NBC’s Strategic Move to Stay Ahead of the Game: Diversifying into Out-of-Home Video Ad Sales

NBC Universal’s move to host an “upfront” presentation later this month to sell its out-of-home TV ad space to major media buyers is the largest attempt so far to elevate the fast-evolving digital signage media properties to the level of annual TV buys. The presentation that comes ahead of the traditional TV Upfront event in the spring is probably also aimed at offsetting the potential losses in TV advetising revenue that may be caused by the continuing writers’ strike. Most analysts predict that many marketers may not be willing to commit to TV shows whose future is unclear.

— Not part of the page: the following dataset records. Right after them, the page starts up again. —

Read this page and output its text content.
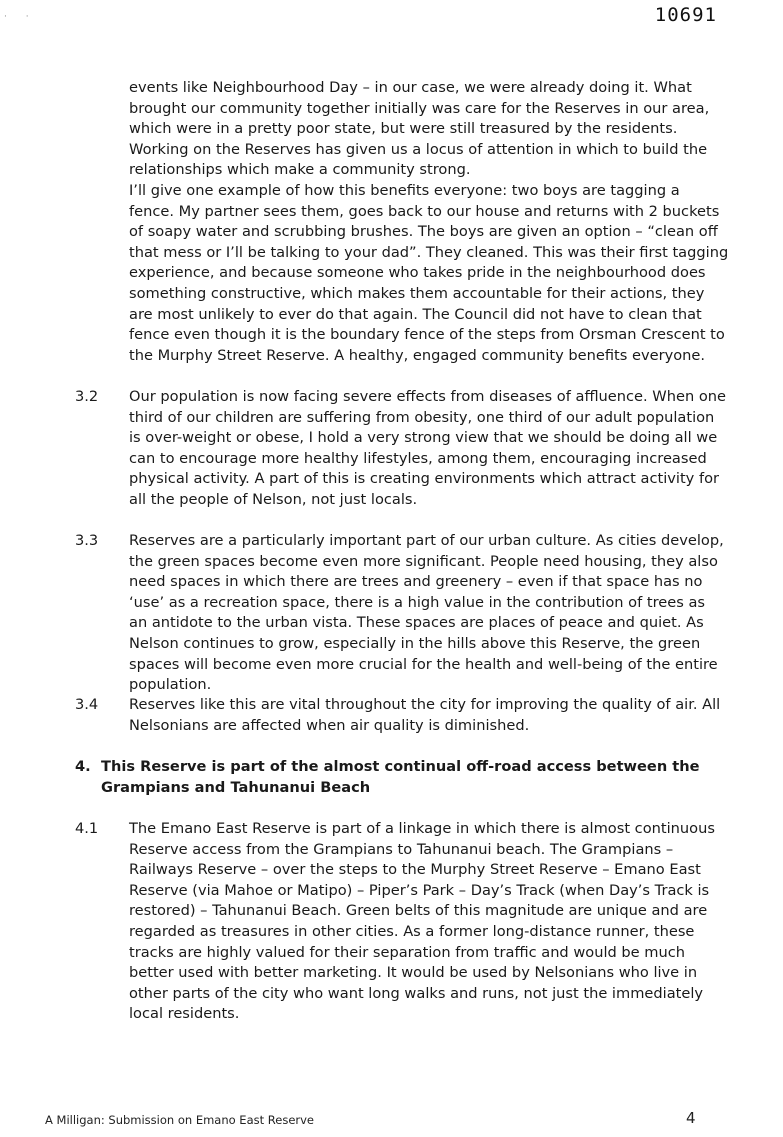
· ·	10691

events like Neighbourhood Day – in our case, we were already doing it. What brought our community together initially was care for the Reserves in our area, which were in a pretty poor state, but were still treasured by the residents. Working on the Reserves has given us a locus of attention in which to build the relationships which make a community strong.

I’ll give one example of how this benefits everyone: two boys are tagging a fence. My partner sees them, goes back to our house and returns with 2 buckets of soapy water and scrubbing brushes. The boys are given an option – “clean off that mess or I’ll be talking to your dad”. They cleaned. This was their first tagging experience, and because someone who takes pride in the neighbourhood does something constructive, which makes them accountable for their actions, they are most unlikely to ever do that again. The Council did not have to clean that fence even though it is the boundary fence of the steps from Orsman Crescent to the Murphy Street Reserve. A healthy, engaged community benefits everyone.

3.2	Our population is now facing severe effects from diseases of affluence. When one third of our children are suffering from obesity, one third of our adult population is over-weight or obese, I hold a very strong view that we should be doing all we can to encourage more healthy lifestyles, among them, encouraging increased physical activity. A part of this is creating environments which attract activity for all the people of Nelson, not just locals.

3.3	Reserves are a particularly important part of our urban culture. As cities develop, the green spaces become even more significant. People need housing, they also need spaces in which there are trees and greenery – even if that space has no ‘use’ as a recreation space, there is a high value in the contribution of trees as an antidote to the urban vista. These spaces are places of peace and quiet. As Nelson continues to grow, especially in the hills above this Reserve, the green spaces will become even more crucial for the health and well-being of the entire population.

3.4	Reserves like this are vital throughout the city for improving the quality of air. All Nelsonians are affected when air quality is diminished.

4. This Reserve is part of the almost continual off-road access between the Grampians and Tahunanui Beach
4.1	The Emano East Reserve is part of a linkage in which there is almost continuous Reserve access from the Grampians to Tahunanui beach. The Grampians – Railways Reserve – over the steps to the Murphy Street Reserve – Emano East Reserve (via Mahoe or Matipo) – Piper’s Park – Day’s Track (when Day’s Track is restored) – Tahunanui Beach. Green belts of this magnitude are unique and are regarded as treasures in other cities. As a former long-distance runner, these tracks are highly valued for their separation from traffic and would be much better used with better marketing. It would be used by Nelsonians who live in other parts of the city who want long walks and runs, not just the immediately local residents.

A Milligan: Submission on Emano East Reserve	4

While the writers’ strike may be a catalyst for NBC’s decision to sell its new media assets more aggressively, the NBC’s initiative also looks like part of a bigger strategy. Last summer NBC became a content provider and media sales rep for a number of digital signage networks , including PRN (over 1000 screens in Shop Rite and Albertson’s retail chains, with Wal-Mart’s In-Store TV not participating), over 500 screens in taxi cabs and about the same amount of gas-pump station screens. And now looks like a perfect time to start pitching this newly aggregated and promising space.

The announcement of the first out-of-home “upfront” heralds the beginning of what many forecast to be a good year for digital signage. The expansion of networks, the growing awareness of this new medium’s potential and the decline of traditional media’s advertising ROI along with the limitations of online advertising, are all indicating that the rise of digital signage is inevitable.

“There’s something intriguing about reaching a consumer at the moment they are interested in buying products, and have money in hand to do so,” said Steve Kalb, senior VP-director of broadcast at Interpublic Group of Cos.’ Mullen.

This kind of awareness on the part of national advertisers and their agencies is also the result of the hard work put in by the OVAB – the Out-of-Home Advertising Bureau, whose mission is to educate the advertising community about the unique benefits of digital signage and to establish standardized metrics that would facilitate massive media buys.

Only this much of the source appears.